You ever watch a company come out of nowhere and instantly make the incumbents sweat? That’s Serval. Founded just 18 months ago by Jake Stauch and Alex McLeod, the duo built an AI-native IT service management platform that’s already making legacy giants look dated. Today, Serval locked in a 47M Series A led by Redpoint Ventures, with First Round, General Catalyst, BoxGroup, Bessemer, Chemistry, and others in the mix, pushing total funding to 52M. That’s not a raise; that’s a declaration.
Jake Stauch and Alex McLeod aren’t tourists in this game. They spent nearly 5 years at Verkada, where they built automation for physical security and realized IT teams were drowning in manual requests. So, they flipped the perspective: what if AI could manage IT like an engineer, not a chatbot? Serval became that idea in motion, a platform where language becomes logic, and automations write themselves.

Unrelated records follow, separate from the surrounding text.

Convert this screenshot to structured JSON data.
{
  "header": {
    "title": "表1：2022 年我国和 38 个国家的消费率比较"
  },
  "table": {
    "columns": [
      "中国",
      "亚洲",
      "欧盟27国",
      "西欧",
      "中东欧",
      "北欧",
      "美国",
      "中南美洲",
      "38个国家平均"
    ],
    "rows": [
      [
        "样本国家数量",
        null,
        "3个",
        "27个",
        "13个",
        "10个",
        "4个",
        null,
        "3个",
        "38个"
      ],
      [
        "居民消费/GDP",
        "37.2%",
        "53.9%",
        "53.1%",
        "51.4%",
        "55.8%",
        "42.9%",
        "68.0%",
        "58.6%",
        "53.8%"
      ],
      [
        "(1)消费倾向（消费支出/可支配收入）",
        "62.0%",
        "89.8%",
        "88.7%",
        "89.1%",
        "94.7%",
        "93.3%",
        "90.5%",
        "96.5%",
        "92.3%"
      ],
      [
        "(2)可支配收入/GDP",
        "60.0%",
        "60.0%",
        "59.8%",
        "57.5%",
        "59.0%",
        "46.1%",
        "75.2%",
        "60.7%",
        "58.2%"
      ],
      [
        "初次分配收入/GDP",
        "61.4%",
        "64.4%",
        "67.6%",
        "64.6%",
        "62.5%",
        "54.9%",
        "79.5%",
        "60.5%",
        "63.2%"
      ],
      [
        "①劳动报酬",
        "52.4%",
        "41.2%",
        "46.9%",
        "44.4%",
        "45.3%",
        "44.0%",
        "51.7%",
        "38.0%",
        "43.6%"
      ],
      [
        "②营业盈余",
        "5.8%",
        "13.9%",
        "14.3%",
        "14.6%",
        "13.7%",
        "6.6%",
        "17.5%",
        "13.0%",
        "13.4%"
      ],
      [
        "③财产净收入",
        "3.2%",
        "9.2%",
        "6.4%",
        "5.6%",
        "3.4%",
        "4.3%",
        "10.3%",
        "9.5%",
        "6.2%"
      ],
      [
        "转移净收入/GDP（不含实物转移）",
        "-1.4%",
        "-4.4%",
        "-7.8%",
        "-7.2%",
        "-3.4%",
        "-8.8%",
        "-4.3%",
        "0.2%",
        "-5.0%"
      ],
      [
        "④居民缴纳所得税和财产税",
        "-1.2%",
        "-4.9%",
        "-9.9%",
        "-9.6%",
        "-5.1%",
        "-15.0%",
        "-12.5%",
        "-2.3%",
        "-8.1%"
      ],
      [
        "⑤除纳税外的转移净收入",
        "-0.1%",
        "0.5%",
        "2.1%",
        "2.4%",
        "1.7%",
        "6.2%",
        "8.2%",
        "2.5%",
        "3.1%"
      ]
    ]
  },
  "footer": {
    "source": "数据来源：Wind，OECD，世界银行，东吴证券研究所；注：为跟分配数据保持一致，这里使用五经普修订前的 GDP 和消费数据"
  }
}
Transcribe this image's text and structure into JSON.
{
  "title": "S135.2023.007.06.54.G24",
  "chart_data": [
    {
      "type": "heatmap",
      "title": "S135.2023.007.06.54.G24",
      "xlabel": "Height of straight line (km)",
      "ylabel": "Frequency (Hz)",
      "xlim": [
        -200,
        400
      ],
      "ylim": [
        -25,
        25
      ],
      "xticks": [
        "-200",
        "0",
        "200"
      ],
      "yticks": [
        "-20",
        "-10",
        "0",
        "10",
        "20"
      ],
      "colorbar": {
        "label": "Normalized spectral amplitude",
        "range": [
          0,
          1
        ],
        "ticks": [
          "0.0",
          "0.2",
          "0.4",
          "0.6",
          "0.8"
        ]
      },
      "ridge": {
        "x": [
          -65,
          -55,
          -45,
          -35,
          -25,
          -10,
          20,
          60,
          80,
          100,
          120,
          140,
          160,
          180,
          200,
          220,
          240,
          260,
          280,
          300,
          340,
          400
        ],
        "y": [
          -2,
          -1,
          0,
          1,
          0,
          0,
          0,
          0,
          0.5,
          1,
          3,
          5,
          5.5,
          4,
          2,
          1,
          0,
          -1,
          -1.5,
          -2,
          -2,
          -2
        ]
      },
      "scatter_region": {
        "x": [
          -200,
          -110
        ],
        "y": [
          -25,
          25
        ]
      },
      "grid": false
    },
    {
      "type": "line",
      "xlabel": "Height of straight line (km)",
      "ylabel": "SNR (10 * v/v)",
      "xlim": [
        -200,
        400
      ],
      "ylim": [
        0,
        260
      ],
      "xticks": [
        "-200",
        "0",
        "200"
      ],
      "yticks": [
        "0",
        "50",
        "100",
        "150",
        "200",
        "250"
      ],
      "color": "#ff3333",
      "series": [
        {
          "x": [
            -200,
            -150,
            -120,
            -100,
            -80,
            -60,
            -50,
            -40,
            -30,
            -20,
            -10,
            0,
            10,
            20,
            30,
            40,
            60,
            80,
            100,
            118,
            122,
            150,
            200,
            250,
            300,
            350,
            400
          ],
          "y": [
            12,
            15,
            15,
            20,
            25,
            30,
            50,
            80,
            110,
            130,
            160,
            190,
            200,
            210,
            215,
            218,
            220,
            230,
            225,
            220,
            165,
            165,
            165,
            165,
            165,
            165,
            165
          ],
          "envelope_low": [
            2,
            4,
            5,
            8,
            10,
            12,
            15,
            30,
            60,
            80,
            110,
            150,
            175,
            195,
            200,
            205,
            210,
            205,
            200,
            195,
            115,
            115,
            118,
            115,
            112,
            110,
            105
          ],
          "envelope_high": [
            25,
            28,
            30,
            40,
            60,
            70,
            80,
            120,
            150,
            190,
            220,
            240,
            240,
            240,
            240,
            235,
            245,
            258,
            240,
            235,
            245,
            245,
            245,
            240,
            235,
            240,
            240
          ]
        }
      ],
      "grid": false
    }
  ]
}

Companies like Perplexity, Mercor, Together AI, Verkada, and Cribl are already seeing over 50% of IT tickets resolved automatically, some hitting 80% within a day. That’s not hype, it’s quantifiable velocity. And when your customers include some of the fastest-growing AI companies on the planet, you’re doing something right.
The genius sits in Serval’s dual-agent system. One agent builds the automations (they call it vibecoding), the other executes them safely under tight permissions. It’s the difference between AI that follows orders and AI that understands boundaries. They solved the “rogue agent” problem before most companies even admitted it existed. That’s what happens when your tech stack moves like a neural symphony, deterministic, fast, and damn near telepathic.
SOC2 Type II certified, HIPAA and GDPR aligned, integrations spanning Microsoft, ServiceNow, Workday, Jamf, Okta, Slack, Serval isn’t trying to be another layer of software. It’s the new nervous system for IT operations. And while ServiceNow commands 44.4% of an 11.4B market, Serval’s gunning for the rest, with a team that grew from 2 founders to 20 in a single year.
In a world obsessed with AI buzzwords, Serval’s doing what most only pretend to, making enterprise automation actually intelligent. This isn’t just ITSM 2.0. It’s IT that finally works like the people it supports, fast, intuitive, and built for the way teams move today.